2932 - Spatial Protein Profiling of Irradiated Breast Cancer Involved Lymph Nodes Suggests Nodal Irradiation Modulates Immune Function
Presenter(s)
S. O. Dudzinski1, W. Ma2, E. N. Barrientos3, B. D. Smith4, S. F. Shaitelman5, S. D. Hernandez3, A. Serrano3, K. B. Khan3, L. V. Kostousov3, W. Lu3, R. Zacharia1, N. I. Comeaux6, L. M. Solis Soto3, A. A. Sahin7, G. M. Raso3, J. Wang8, K. E. Hoffman5, and W. A. Woodward5; 1Department of Radiation Oncology, The University of Texas MD Anderson Cancer Center, Houston, TX, 2Department of Bioinformatics & Computational Biology, The University of Texas MD Anderson Cancer Center, Houston, TX, 3Department of Translational Molecular Pathology, The University of Texas MD Anderson Cancer Center, Houston, TX, 4Department of Breast Radiation Oncology, The University of Texas MD Anderson Cancer Center, Houston, TX, 5The University of Texas MD Anderson Cancer Center, Houston, TX, 6Division of Radiation Oncology, The University of Texas MD Anderson Cancer Center, Houston, TX, 7Department of Anatomical Pathology, The University of Texas MD Anderson Cancer Center, Houston, TX, 8Department of Bioinformatics and Computational Biology, The University of Texas MD Anderson Cancer Center, Houston, TX
Purpose/Objective(s): We hypothesized the systemic benefit of regional nodal irradiation (RNI) for breast cancer derives from immune stimulation in involved nodes. A pilot study was performed to compare immune signals in pathologically involved nodes from patients treated on a prospective trial of pre-operative and post-operative conventional versus hypofractionated RNI regimens.
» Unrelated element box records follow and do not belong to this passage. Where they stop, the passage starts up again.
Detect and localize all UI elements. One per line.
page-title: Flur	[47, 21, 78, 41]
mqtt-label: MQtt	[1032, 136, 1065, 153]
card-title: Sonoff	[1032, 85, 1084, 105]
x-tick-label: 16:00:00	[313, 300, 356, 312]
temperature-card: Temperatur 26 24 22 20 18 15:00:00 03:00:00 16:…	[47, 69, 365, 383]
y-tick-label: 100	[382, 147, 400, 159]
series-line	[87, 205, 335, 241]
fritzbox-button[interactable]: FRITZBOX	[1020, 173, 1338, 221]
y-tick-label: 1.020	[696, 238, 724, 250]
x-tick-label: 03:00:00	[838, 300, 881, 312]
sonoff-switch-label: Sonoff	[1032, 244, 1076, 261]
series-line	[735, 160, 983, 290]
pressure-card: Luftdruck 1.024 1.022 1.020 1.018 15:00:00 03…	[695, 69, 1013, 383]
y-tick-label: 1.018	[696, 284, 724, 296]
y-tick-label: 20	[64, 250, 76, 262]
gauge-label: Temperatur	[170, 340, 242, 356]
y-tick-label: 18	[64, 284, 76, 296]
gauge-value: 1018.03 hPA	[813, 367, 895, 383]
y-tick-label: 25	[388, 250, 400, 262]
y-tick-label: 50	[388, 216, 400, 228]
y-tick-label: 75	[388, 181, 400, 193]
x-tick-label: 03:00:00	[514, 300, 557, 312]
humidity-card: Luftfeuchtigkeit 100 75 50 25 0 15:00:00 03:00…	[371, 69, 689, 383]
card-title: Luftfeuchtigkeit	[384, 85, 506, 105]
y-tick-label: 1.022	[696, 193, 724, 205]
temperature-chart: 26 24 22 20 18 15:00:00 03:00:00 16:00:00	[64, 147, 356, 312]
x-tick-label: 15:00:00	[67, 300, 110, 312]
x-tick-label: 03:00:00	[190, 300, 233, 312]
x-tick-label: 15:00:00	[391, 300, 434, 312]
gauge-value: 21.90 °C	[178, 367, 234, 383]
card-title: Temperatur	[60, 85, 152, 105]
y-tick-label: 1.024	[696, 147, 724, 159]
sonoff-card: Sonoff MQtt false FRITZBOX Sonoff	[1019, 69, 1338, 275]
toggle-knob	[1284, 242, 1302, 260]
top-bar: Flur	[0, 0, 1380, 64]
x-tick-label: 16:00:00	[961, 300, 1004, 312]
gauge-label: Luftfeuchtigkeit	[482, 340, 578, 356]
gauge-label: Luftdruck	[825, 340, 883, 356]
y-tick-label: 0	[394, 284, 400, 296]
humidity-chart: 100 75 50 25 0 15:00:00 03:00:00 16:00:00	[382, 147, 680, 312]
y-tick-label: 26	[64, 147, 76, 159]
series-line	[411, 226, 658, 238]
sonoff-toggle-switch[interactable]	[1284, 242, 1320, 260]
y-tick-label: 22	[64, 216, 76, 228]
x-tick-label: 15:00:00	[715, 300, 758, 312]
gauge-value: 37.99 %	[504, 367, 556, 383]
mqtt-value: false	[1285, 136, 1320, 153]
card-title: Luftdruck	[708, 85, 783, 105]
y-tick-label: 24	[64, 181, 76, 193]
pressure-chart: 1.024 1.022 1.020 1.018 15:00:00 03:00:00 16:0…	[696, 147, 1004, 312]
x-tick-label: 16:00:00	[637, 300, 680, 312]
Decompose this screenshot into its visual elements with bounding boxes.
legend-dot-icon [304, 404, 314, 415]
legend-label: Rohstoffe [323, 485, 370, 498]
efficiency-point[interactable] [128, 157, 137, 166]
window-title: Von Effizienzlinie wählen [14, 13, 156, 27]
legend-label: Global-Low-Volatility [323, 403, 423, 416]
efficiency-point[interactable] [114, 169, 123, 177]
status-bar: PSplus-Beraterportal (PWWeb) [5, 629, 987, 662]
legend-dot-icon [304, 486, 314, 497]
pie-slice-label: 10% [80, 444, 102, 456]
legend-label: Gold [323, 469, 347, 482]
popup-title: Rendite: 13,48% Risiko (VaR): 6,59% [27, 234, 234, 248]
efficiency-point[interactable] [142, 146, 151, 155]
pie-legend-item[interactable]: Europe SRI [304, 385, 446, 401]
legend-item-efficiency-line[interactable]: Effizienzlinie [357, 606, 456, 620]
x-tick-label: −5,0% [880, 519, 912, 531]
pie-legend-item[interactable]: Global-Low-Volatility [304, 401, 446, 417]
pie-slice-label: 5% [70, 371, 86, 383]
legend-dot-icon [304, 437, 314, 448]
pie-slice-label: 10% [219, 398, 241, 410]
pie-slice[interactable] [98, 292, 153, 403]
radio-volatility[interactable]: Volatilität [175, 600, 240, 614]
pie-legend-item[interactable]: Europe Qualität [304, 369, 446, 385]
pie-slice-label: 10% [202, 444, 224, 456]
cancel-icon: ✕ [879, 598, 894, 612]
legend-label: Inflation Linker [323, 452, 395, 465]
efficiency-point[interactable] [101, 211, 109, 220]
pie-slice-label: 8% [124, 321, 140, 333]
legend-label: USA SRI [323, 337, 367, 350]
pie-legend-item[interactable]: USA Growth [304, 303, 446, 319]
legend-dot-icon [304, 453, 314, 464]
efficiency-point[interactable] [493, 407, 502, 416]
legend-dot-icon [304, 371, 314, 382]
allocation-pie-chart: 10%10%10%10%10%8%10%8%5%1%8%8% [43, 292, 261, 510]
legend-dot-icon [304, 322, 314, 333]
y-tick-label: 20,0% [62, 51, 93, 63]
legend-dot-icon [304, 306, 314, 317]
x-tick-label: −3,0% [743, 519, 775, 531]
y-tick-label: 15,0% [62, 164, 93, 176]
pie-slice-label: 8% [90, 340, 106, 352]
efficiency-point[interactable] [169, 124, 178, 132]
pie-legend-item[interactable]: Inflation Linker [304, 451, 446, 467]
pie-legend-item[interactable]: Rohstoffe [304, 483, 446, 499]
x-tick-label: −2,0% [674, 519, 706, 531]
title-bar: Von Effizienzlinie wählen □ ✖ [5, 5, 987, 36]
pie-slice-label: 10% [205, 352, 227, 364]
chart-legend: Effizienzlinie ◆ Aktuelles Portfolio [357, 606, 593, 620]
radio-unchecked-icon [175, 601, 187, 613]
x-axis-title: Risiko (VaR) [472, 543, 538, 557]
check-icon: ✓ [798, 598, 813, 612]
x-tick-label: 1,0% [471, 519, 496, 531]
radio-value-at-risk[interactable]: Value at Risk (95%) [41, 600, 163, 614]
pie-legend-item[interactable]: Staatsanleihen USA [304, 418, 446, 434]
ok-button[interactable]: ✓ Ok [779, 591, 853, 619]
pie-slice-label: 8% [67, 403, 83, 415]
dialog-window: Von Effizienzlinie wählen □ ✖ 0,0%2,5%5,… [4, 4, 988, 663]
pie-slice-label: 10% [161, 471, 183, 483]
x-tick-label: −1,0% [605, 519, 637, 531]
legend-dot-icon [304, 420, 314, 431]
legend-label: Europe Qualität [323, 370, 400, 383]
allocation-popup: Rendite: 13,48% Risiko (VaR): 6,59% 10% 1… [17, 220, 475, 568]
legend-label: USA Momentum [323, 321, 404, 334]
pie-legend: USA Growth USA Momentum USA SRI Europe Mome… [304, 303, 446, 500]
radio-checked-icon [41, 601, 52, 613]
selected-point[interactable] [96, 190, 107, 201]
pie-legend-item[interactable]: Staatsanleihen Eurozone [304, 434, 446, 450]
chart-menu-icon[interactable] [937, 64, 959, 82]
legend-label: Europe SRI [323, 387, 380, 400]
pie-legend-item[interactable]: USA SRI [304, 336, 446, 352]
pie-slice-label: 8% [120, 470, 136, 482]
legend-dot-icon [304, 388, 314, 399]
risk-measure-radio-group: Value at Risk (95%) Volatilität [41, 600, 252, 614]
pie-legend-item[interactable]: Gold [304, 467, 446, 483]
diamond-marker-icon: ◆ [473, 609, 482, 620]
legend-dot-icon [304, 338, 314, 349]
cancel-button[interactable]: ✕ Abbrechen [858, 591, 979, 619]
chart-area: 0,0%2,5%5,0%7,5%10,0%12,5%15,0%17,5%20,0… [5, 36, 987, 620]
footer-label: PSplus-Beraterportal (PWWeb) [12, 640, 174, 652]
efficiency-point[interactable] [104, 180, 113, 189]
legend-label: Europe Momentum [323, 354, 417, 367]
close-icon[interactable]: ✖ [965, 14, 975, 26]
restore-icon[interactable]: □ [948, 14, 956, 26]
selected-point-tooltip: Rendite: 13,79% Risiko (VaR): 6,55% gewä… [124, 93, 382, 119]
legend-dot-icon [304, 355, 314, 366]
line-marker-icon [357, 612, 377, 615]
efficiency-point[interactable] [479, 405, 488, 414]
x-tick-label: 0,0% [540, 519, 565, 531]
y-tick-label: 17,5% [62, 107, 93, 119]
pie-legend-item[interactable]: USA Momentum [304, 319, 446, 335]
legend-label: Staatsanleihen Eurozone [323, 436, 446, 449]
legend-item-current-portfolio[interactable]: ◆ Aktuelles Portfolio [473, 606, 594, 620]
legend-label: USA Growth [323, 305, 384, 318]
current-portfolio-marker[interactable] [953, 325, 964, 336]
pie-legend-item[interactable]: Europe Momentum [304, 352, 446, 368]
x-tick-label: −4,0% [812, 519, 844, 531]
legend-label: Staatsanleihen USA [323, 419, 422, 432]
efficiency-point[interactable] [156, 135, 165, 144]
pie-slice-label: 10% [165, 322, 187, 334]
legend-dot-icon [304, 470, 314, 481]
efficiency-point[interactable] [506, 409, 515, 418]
Materials/Methods: Nodal tissues from 24 patients (17 evaluable) with ER+, pN+ BC were analyzed using a multiplex analysis platform's Digital Spatial Profiler (DSP): 4 pre-operative RNI short-course (Pre-short); 5 pre-op standard RNI (Pre-standard); 6 post-op (Post); 3 post-op after neoadjuvant chemotherapy (Post-NACT). Slides were stained for PanCK, CD45, CD3e, and SYTO 13, and processed with five immune-specific protein DSP panels (n=58 total immune-related proteins). Up to 5 Regions of interest (ROIs), each measuring 550x550 µm, were selected and categorized as “Tumor” (PanCK+, T-ROI) or “Immune” (CD45+, I-ROI) compartments. Oligonucleotides were collected and quantified after UV exposure. Data was normalized and background corrected. Pearson’s correlations compared protein expression within ROIs, both between patients and within an individual patient. T-Test and KS tests were performed on expression of proteins in all ROIs by compartment type and groups, FDR < 0.1, P value < 0.05. In addition, signals with a Log2 difference of -1 to 1 were examined using adjusted linear mixed model (LMM) analyses to examine patient level differences. Patient level principal component analyses (PCA) of ROIs by compartment type were created.
Results: Intrapatient ROIs and ROIs within groups are highly correlated (all P < 0.001). Considering all Pre vs Post ROIs, 27 differentially expressed proteins (DEPs) were significantly upregulated in Post T-ROIs. None were significantly downregulated. After correction by LMM, 11 markers were up in Post cases and none downregulated. Both methods identified lower expression of SMA and immune cell markers including CD4 (T cells), CD45RO (Memory T cells), CD14 (monocytes), CD11c (dendritic/myeloid cells), TIM-3 and B7-H3 (immune checkpoint inhibitors) in the Pre nodes. No significant DEPs remain in I-ROIs after LMM correction. PCA was applied to identify dominant patterns of variation. The first two principal components accounted for 45.8% of the total variance, with PC1 largely separating samples based on Pre RNI. Exploratory analysis of Pre-short vs Pre-standard ROIs showed 9 increased and 0 decreased proteins in Pre-short including immune markers CD27, Sting, CD40, CD11c, CD25.
Conclusion: Significantly different immune signals in pathologically involved irradiated nodes suggest a less immunosuppressive phenotype in irradiated nodes and potential immune activation with nodes receiving Pre-short RNI. However, the small sample size limits definitive conclusions. Further functional immune studies are warranted to determine optimal radiation regimens. (SAPHIRE NCT02912312).